Fontaine ouvrait de grands yeux.

— Vous pensez vraiment que Tankado avait l’intention d’occire ce ver ? Que ses dernières pensées avant de mourir ont été pour le salut de l’agence ?

— Le tunnel sécurisé s’écroule ! annonça un technicien.

Dans quinze minutes au maximum, on est à découvert !

— Autrement dit, déclara Fontaine, dans un quart d’heure, n’importe quel pays du tiers-monde saura comment construire un missile balistique intercontinental. Si quelqu’un dans cette salle a une meilleure proposition que cette bague comme code antidote, je suis tout ouïe.
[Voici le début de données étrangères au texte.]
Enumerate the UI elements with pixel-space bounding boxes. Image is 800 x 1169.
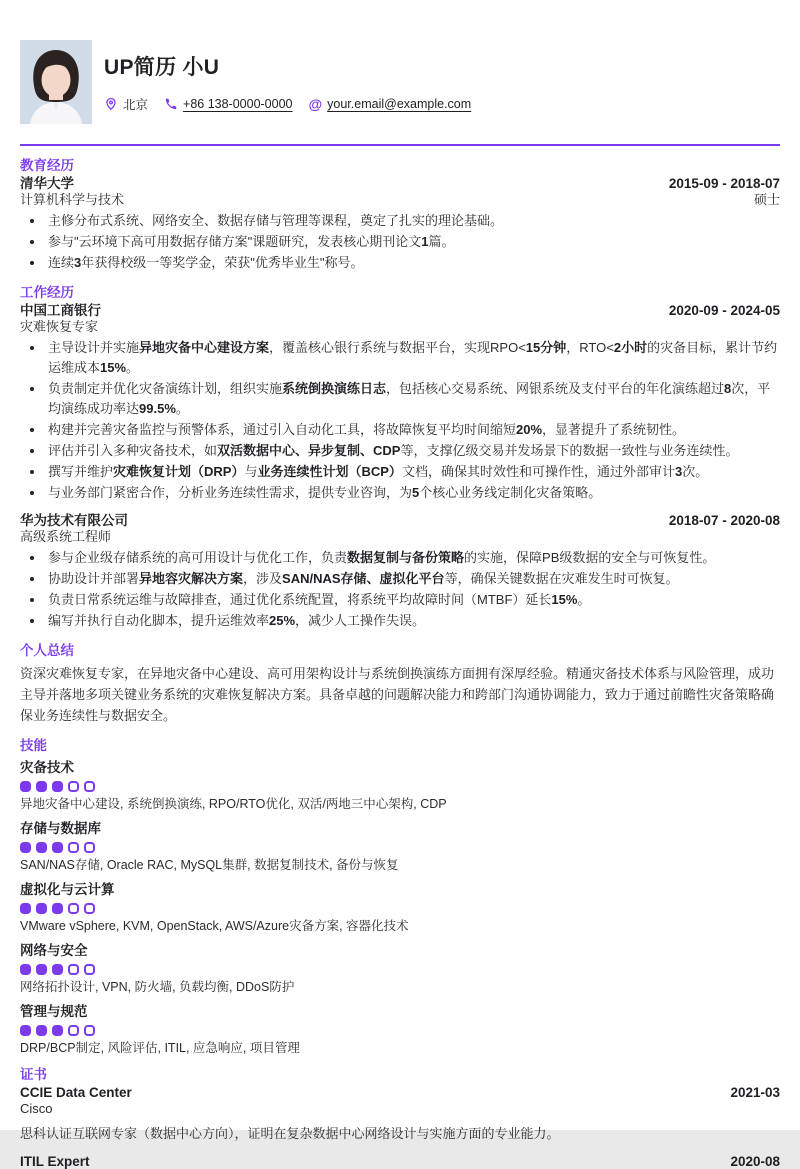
summary-title: 个人总结 xyxy=(20,643,74,658)
section-experience xyxy=(0,285,800,631)
skill-dot-filled xyxy=(20,842,31,853)
entry-bullets xyxy=(20,211,780,273)
phone-icon xyxy=(164,97,178,111)
skill-dot-empty xyxy=(68,781,79,792)
skill-dot-filled xyxy=(36,964,47,975)
skill-item xyxy=(20,821,780,872)
skill-dot-empty xyxy=(84,1025,95,1036)
section-skills xyxy=(0,738,800,1055)
entry-degree: 硕士 xyxy=(753,192,780,207)
skill-dot-empty xyxy=(68,1025,79,1036)
summary-text: 资深灾难恢复专家，在异地灾备中心建设、高可用架构设计与系统倒换演练方面拥有深厚经验。精通灾备技术体系与风险管理，成功主导并落地多项关键业务系统的灾难恢复解决方案。具备卓越的问题解决能力和跨部门沟通协调能力，致力于通过前瞻性灾备策略确保业务连续性与数据安全。 xyxy=(20,666,775,723)
entry-head xyxy=(20,176,780,191)
entry-bullet: 编写并执行自动化脚本，提升运维效率25%，减少人工操作失误。 xyxy=(20,611,780,631)
skills-list xyxy=(20,760,780,1055)
skill-detail: 异地灾备中心建设, 系统倒换演练, RPO/RTO优化, 双活/两地三中心架构, CDP xyxy=(20,797,447,811)
skill-dot-filled xyxy=(36,781,47,792)
profile-photo-illustration xyxy=(20,40,92,124)
entry-bullet: 协助设计并部署异地容灾解决方案，涉及SAN/NAS存储、虚拟化平台等，确保关键数据在灾难发生时可恢复。 xyxy=(20,569,780,589)
entry-bullet: 主修分布式系统、网络安全、数据存储与管理等课程，奠定了扎实的理论基础。 xyxy=(20,211,780,231)
skill-level-dots xyxy=(20,781,780,792)
entry-subhead xyxy=(20,193,780,207)
skill-dot-empty xyxy=(84,781,95,792)
entry-bullet: 评估并引入多种灾备技术，如双活数据中心、异步复制、CDP等，支撑亿级交易并发场景下的数据一致性与业务连续性。 xyxy=(20,441,780,461)
entry-organization: 清华大学 xyxy=(20,176,74,191)
skill-name: 存储与数据库 xyxy=(20,821,101,836)
entry-bullet: 负责制定并优化灾备演练计划，组织实施系统倒换演练日志，包括核心交易系统、网银系统及支付平台的年化演练超过8次，平均演练成功率达99.5%。 xyxy=(20,379,780,419)
skill-name: 管理与规范 xyxy=(20,1004,88,1019)
experience-entries xyxy=(20,303,780,631)
entry-organization: 华为技术有限公司 xyxy=(20,513,128,528)
education-entries xyxy=(20,176,780,273)
certificate-head xyxy=(20,1085,780,1100)
certificate-date: 2021-03 xyxy=(730,1085,780,1100)
skill-dot-empty xyxy=(84,903,95,914)
entry-bullets xyxy=(20,548,780,631)
entry-subhead xyxy=(20,530,780,544)
header-divider xyxy=(20,144,780,146)
entry-role: 高级系统工程师 xyxy=(20,529,112,544)
email-link[interactable] xyxy=(309,97,472,111)
entry-role: 计算机科学与技术 xyxy=(20,192,125,207)
entry-date: 2018-07 - 2020-08 xyxy=(668,513,780,528)
location-pin-icon xyxy=(104,97,118,111)
skill-dot-empty xyxy=(84,964,95,975)
section-education xyxy=(0,158,800,273)
location-item xyxy=(104,95,148,113)
skill-detail: VMware vSphere, KVM, OpenStack, AWS/Azure灾备方案, 容器化技术 xyxy=(20,919,409,933)
profile-photo xyxy=(20,40,92,124)
skill-level-dots xyxy=(20,964,780,975)
skill-dot-empty xyxy=(68,964,79,975)
entry-bullet: 与业务部门紧密合作，分析业务连续性需求，提供专业咨询，为5个核心业务线定制化灾备策略。 xyxy=(20,483,780,503)
skill-dot-filled xyxy=(20,964,31,975)
certificate-date: 2020-08 xyxy=(730,1154,780,1169)
contact-row xyxy=(104,95,471,113)
skill-dot-filled xyxy=(20,1025,31,1036)
entry-organization: 中国工商银行 xyxy=(20,303,101,318)
phone-text: +86 138-0000-0000 xyxy=(183,97,293,111)
certificates-title: 证书 xyxy=(20,1067,47,1082)
skill-level-dots xyxy=(20,842,780,853)
resume-header xyxy=(0,0,800,124)
entry-date: 2020-09 - 2024-05 xyxy=(668,303,780,318)
email-text: your.email@example.com xyxy=(327,97,472,111)
skill-detail: 网络拓扑设计, VPN, 防火墙, 负载均衡, DDoS防护 xyxy=(20,980,295,994)
entry-date: 2015-09 - 2018-07 xyxy=(668,176,780,191)
skill-dot-filled xyxy=(52,1025,63,1036)
location-text: 北京 xyxy=(123,98,149,112)
section-certificates xyxy=(0,1067,800,1169)
skill-dot-filled xyxy=(52,964,63,975)
certificate-name: CCIE Data Center xyxy=(20,1085,132,1100)
certificates-list xyxy=(20,1085,780,1169)
entry-bullet: 负责日常系统运维与故障排查，通过优化系统配置，将系统平均故障时间（MTBF）延长15%。 xyxy=(20,590,780,610)
entry-bullet: 连续3年获得校级一等奖学金，荣获"优秀毕业生"称号。 xyxy=(20,253,780,273)
skill-name: 虚拟化与云计算 xyxy=(20,882,115,897)
entry-bullets xyxy=(20,338,780,503)
resume-entry xyxy=(20,303,780,503)
resume-entry xyxy=(20,176,780,273)
entry-subhead xyxy=(20,320,780,334)
entry-head xyxy=(20,513,780,528)
skill-dot-filled xyxy=(20,781,31,792)
skill-dot-empty xyxy=(84,842,95,853)
skill-dot-filled xyxy=(52,842,63,853)
skill-dot-empty xyxy=(68,842,79,853)
entry-head xyxy=(20,303,780,318)
skill-dot-empty xyxy=(68,903,79,914)
certificate-head xyxy=(20,1154,780,1169)
skill-dot-filled xyxy=(52,781,63,792)
skill-level-dots xyxy=(20,1025,780,1036)
certificate-entry xyxy=(20,1085,780,1144)
skill-detail: DRP/BCP制定, 风险评估, ITIL, 应急响应, 项目管理 xyxy=(20,1041,300,1055)
skill-item xyxy=(20,1004,780,1055)
certificate-entry xyxy=(20,1154,780,1169)
certificate-name: ITIL Expert xyxy=(20,1154,90,1169)
skills-title: 技能 xyxy=(20,738,47,753)
resume-entry xyxy=(20,513,780,631)
entry-bullet: 主导设计并实施异地灾备中心建设方案，覆盖核心银行系统与数据平台，实现RPO<15分钟，RTO<2小时的灾备目标，累计节约运维成本15%。 xyxy=(20,338,780,378)
at-sign-icon: @ xyxy=(308,96,323,112)
candidate-name: UP简历 小U xyxy=(104,56,220,79)
phone-link[interactable] xyxy=(164,97,292,111)
entry-bullet: 参与企业级存储系统的高可用设计与优化工作，负责数据复制与备份策略的实施，保障PB级数据的安全与可恢复性。 xyxy=(20,548,780,568)
education-title: 教育经历 xyxy=(20,158,74,173)
entry-role: 灾难恢复专家 xyxy=(20,319,99,334)
skill-item xyxy=(20,882,780,933)
entry-bullet: 撰写并维护灾难恢复计划（DRP）与业务连续性计划（BCP）文档，确保其时效性和可操作性，通过外部审计3次。 xyxy=(20,462,780,482)
section-summary xyxy=(0,643,800,726)
skill-dot-filled xyxy=(20,903,31,914)
skill-detail: SAN/NAS存储, Oracle RAC, MySQL集群, 数据复制技术, 备份与恢复 xyxy=(20,858,399,872)
entry-bullet: 参与"云环境下高可用数据存储方案"课题研究，发表核心期刊论文1篇。 xyxy=(20,232,780,252)
header-info xyxy=(92,40,471,113)
skill-dot-filled xyxy=(36,903,47,914)
entry-bullet: 构建并完善灾备监控与预警体系，通过引入自动化工具，将故障恢复平均时间缩短20%，显著提升了系统韧性。 xyxy=(20,420,780,440)
skill-item xyxy=(20,760,780,811)
skill-item xyxy=(20,943,780,994)
skill-name: 灾备技术 xyxy=(20,760,74,775)
experience-title: 工作经历 xyxy=(20,285,74,300)
certificate-issuer: Cisco xyxy=(20,1101,53,1116)
skill-name: 网络与安全 xyxy=(20,943,88,958)
skill-dot-filled xyxy=(36,842,47,853)
certificate-description: 思科认证互联网专家（数据中心方向），证明在复杂数据中心网络设计与实施方面的专业能力。 xyxy=(20,1126,560,1141)
skill-level-dots xyxy=(20,903,780,914)
skill-dot-filled xyxy=(52,903,63,914)
skill-dot-filled xyxy=(36,1025,47,1036)
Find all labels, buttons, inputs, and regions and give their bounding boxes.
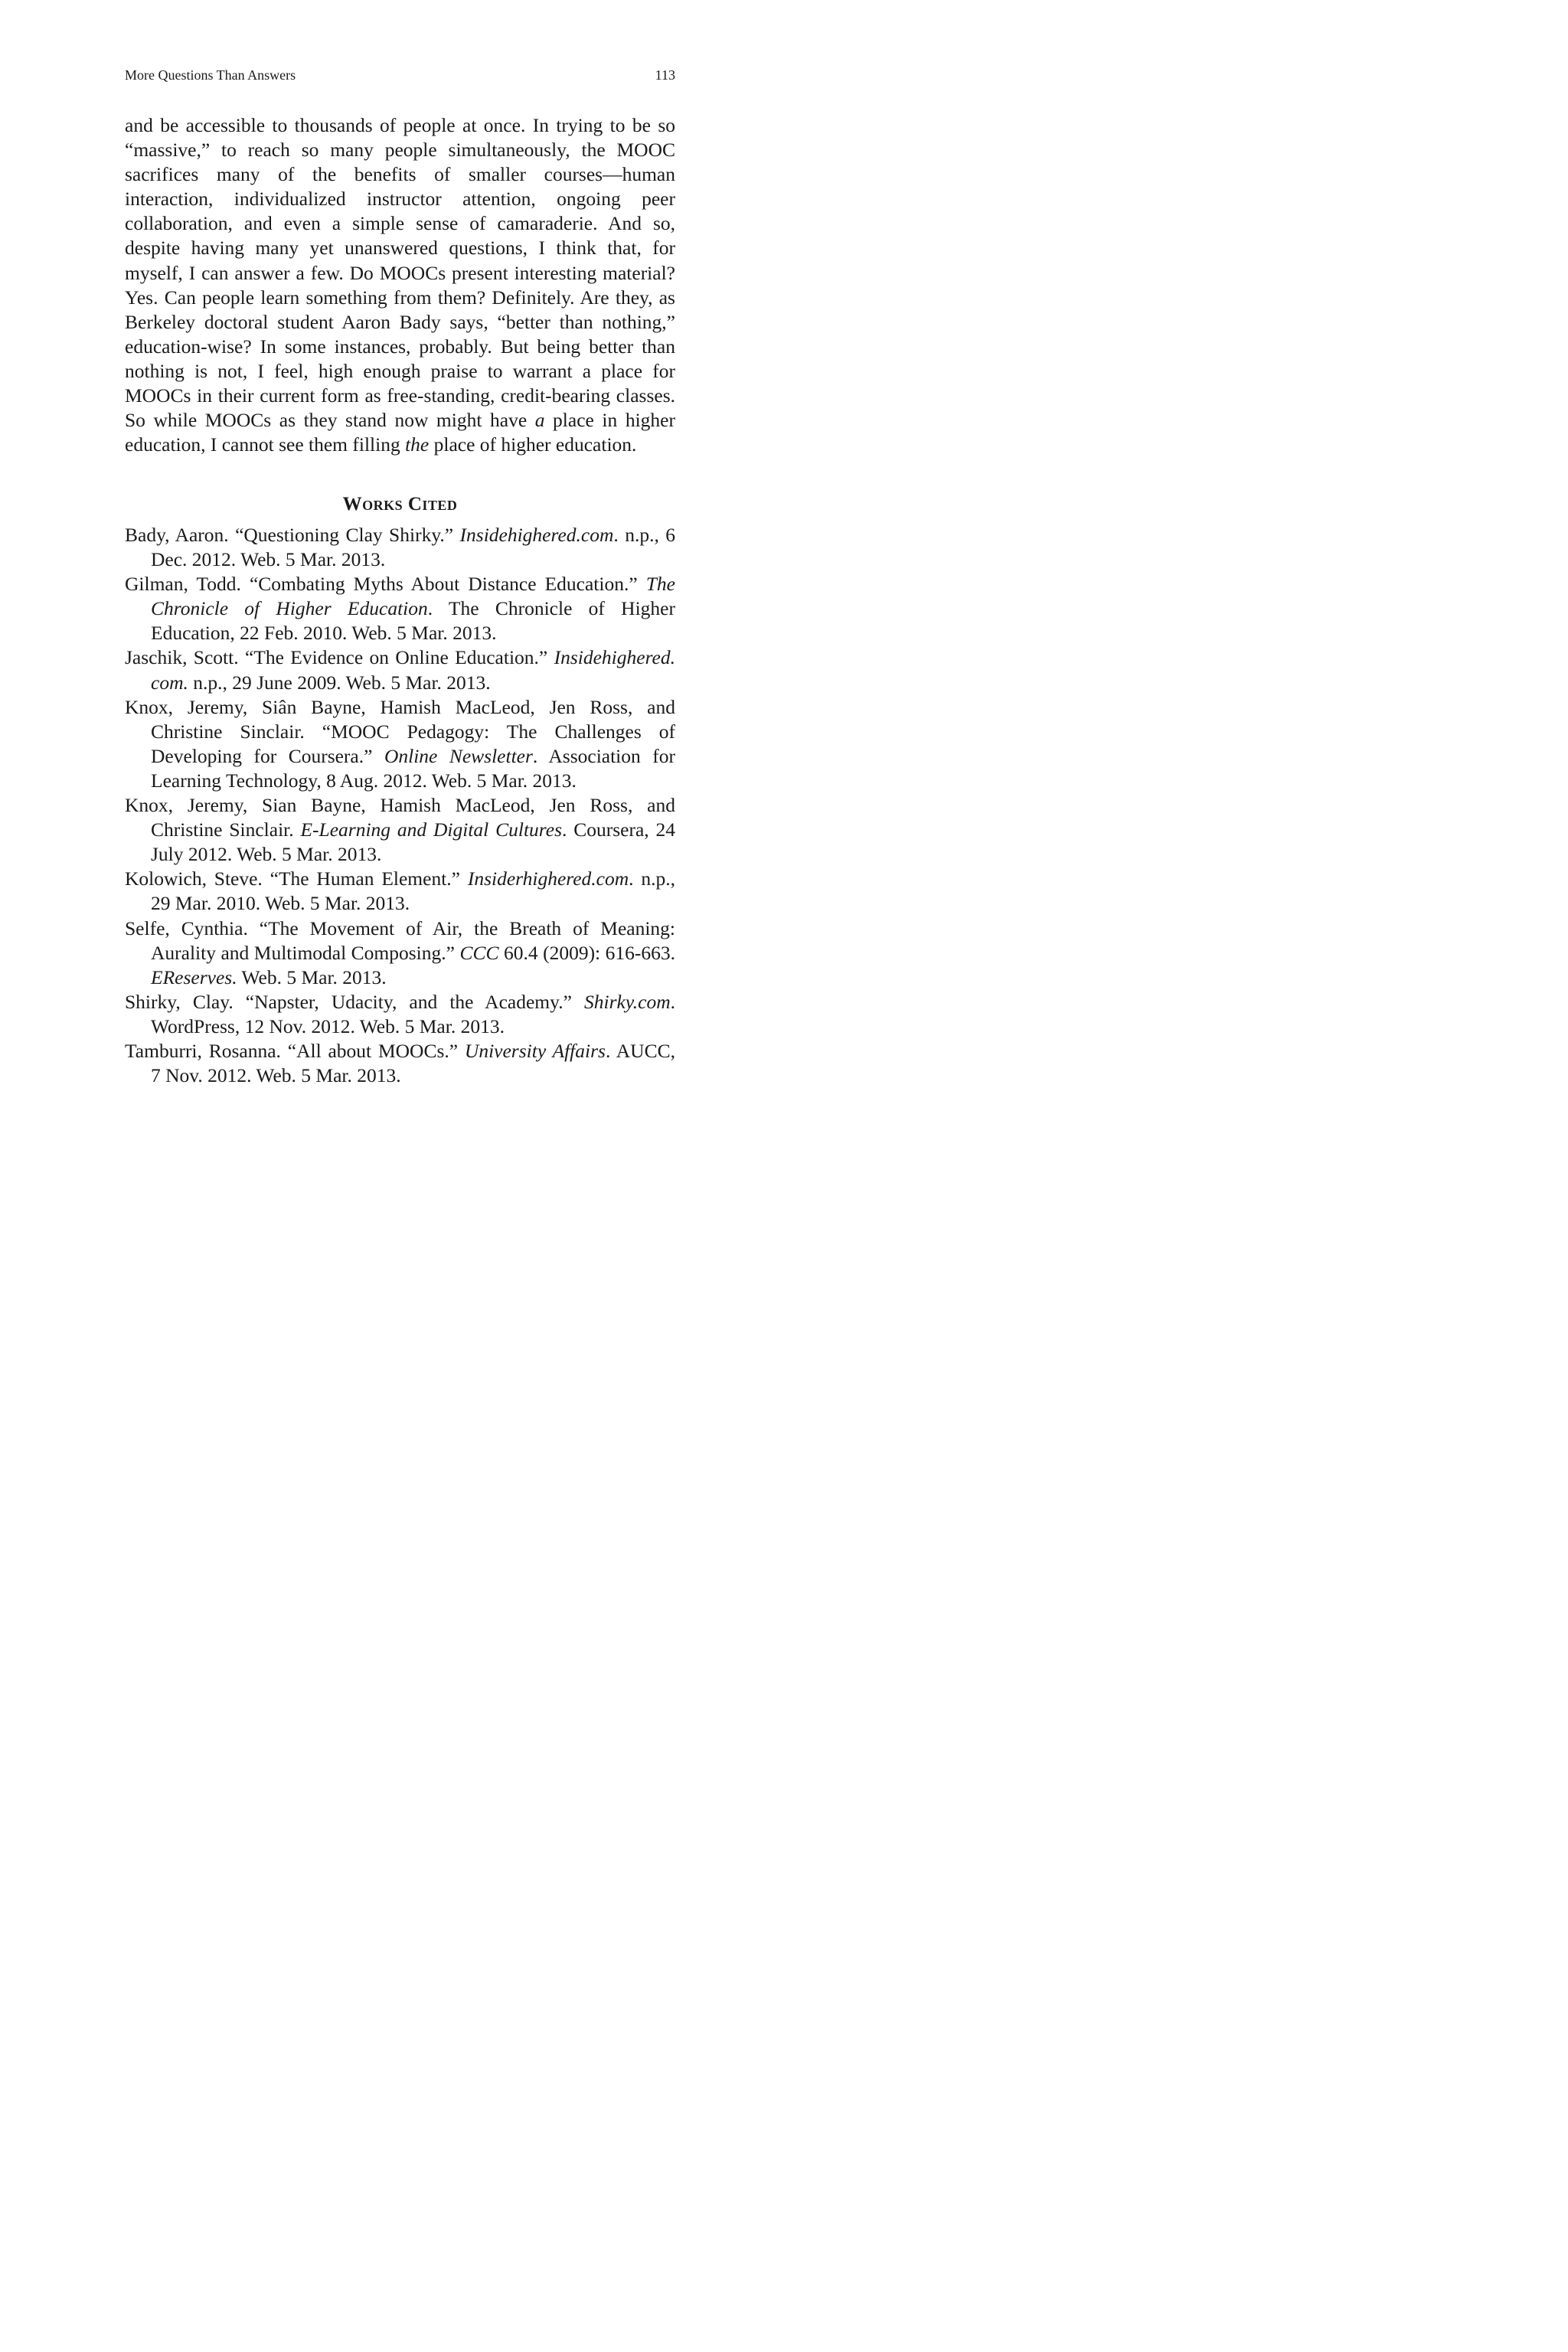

Le directeur attendit. Personne ne prit la parole. Il se tourna alors vers Jabba et le fixa droit dans les yeux.

— Tankado avait forcément une bonne raison de se séparer de cette bague. Peut-être voulait-il la faire disparaître à tout jamais, ou pensait-il que le gros type allait se précipiter dans une cabine pour nous communiquer l’information... Je n’en sais rien, et je m’en contrefiche. Ma décision est prise. Nous entrons ce code. Et tout de suite.

Jabba prit une grande inspiration. Fontaine avait raison : il n’y avait pas d’autre option. Et le temps était compté. Jabba s’installa à son clavier.